Ring Monomorphism from Integers to Rationals

From ProofWiki
Jump to navigation Jump to search


Let $\phi: \Z \to \Q$ be the mapping from the integers $\Z$ to the rational numbers $\Q$ defined as:

$\forall x \in \Z: \map \phi x = \dfrac x 1$

Then $\phi$ is a (ring) monomorphism, but specifically not an epimorphism.


First note that:

$\forall a, b \in \Z: a \ne b \implies \dfrac a 1 = \map \phi a \ne \map \phi b = \dfrac b 1$

and so clearly $\phi$ is an injection.

However, take for example $\dfrac 1 2$:

$\not \exists a \in \Z: \map \phi a = \dfrac 1 2$

as $\dfrac 1 2 \notin \Img \phi$.

So $\phi$ is not a surjection.

Next let $a, b \in \Z$.

\(\displaystyle \map \phi {a + b}\) \(=\) \(\displaystyle \frac {a + b} 1\)
\(\displaystyle \) \(=\) \(\displaystyle \frac a 1 + \frac b 1\)
\(\displaystyle \) \(=\) \(\displaystyle \map \phi a + \map \phi b\)

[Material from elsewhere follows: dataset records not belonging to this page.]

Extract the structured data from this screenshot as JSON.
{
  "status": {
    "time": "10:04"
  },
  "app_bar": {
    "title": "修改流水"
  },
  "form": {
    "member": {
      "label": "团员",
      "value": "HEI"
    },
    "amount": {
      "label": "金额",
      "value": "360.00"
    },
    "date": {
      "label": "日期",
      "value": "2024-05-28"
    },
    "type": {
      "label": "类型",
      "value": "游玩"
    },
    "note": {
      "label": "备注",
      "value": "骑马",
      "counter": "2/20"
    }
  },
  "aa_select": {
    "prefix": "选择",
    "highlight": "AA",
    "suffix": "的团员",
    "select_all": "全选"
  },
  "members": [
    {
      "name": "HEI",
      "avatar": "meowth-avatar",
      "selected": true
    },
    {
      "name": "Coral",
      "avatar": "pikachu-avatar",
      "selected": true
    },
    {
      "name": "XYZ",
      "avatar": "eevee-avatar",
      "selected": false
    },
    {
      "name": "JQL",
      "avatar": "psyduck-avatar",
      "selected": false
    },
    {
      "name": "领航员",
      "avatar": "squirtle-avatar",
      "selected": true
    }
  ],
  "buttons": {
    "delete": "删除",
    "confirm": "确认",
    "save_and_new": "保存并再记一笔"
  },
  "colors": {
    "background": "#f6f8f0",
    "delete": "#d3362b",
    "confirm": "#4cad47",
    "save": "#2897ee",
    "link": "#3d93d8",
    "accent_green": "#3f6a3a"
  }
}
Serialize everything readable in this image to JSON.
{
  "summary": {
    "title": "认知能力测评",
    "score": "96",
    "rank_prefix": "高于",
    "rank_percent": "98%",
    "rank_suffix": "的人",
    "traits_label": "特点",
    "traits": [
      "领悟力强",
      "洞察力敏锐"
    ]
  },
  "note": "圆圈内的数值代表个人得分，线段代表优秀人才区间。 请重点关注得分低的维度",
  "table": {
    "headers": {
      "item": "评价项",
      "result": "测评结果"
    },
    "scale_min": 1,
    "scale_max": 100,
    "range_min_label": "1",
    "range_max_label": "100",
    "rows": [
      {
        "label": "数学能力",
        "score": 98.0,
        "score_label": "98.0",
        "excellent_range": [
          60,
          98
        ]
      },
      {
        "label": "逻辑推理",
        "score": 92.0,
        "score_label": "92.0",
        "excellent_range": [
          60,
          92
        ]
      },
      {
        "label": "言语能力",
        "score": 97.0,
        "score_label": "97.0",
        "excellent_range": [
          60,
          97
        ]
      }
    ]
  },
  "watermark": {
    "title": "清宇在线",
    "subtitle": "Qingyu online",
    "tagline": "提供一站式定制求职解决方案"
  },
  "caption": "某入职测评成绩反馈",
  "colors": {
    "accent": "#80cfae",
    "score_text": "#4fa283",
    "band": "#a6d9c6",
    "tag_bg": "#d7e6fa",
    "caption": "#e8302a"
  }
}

\(\displaystyle \map \phi {a \times b}\) \(=\) \(\displaystyle \frac {a \times b} 1\)
\(\displaystyle \) \(=\) \(\displaystyle \frac {a \times b} {1 \times 1}\)
\(\displaystyle \) \(=\) \(\displaystyle \frac a 1 \times \frac b 1\)
\(\displaystyle \) \(=\) \(\displaystyle \map \phi a \times \map \phi b\)

So $\phi$ can be seen to be an injective, but not surjective, ring homomorphism.

Hence the result by definition of ring monomorphism and ring epimorphism.